From Document Manager Magazine Vol 18 No 01 - January/February 2010

In challenging economic times, local councils are faced with the prospect of delivering better for less. Information can help and hinder this process.

But new regulations coming into force in April 2010 could give organisations that hold data a much needed wake up call and force inactive public authorities into action. Darren Howe of Northgate Public Services explains the proposed change in law and examines its impact on all organisations that hold data - and the public sector and local councils in particular - and calls for local authorities to adopt a radical approach which moves beyond the traditional approach employed by document and records management solutions

On 6 April 2010 it is anticipated that the Information Commissioner's Office (ICO) will be able to order organisations to pay up to £500,000 as a penalty for serious breaches of the Data Protection Act 1998 (DPA). The Data Protection (Monetary Penalties) (Maximum Penalty and Notices) Regulations 2010 which were laid before Parliament in early January provides the ICO with this new enforcement power.

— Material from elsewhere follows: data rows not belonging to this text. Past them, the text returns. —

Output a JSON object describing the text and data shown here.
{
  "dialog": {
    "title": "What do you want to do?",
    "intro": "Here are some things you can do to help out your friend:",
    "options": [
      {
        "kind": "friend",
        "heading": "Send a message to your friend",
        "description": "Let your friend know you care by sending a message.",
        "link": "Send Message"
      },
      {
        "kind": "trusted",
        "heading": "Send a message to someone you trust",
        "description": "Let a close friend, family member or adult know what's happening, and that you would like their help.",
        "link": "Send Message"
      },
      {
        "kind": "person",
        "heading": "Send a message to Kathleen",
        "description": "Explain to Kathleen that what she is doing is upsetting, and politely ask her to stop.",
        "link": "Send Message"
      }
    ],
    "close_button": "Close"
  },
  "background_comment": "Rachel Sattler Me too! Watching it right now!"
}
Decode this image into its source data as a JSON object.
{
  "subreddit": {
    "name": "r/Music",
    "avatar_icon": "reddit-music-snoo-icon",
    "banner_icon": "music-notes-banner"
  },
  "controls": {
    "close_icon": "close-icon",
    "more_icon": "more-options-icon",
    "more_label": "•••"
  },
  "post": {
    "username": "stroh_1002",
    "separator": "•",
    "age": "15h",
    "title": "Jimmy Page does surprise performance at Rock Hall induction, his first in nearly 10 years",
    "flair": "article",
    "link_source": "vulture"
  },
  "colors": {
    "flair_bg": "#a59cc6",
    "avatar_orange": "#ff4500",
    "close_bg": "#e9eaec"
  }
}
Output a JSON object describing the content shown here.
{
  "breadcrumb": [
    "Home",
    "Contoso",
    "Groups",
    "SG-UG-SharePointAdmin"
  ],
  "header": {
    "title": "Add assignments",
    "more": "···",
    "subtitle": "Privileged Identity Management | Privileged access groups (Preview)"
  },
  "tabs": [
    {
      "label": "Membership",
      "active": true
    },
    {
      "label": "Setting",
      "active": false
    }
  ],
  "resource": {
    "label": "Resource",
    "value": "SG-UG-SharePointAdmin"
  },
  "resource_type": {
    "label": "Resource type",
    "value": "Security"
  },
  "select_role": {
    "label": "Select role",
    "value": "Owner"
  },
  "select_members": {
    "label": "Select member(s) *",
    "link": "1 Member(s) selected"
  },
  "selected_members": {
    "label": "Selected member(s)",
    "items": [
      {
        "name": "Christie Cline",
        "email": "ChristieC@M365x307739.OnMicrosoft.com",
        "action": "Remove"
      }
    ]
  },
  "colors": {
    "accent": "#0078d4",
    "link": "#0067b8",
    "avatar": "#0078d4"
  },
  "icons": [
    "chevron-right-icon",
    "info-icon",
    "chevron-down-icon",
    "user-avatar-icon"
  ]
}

Although the ICO was given powers to impose civil monetary penalties by inserting section 144 of the Criminal Justice and Immigration Act 2008 into the DPA, these provisions are not currently in force.

All that will change in April. Under the new law the ICO can impose a monetary penalty notice if there has been a serious contravention of the Act, and the contravention was deliberate or reckless, and of a kind likely to cause substantial damage or substantial distress to an individual.

The ICO can use this new power of enforcement with organisations in the private, public and voluntary sectors, including government departments and officer holders created by statute such as electoral registration officers.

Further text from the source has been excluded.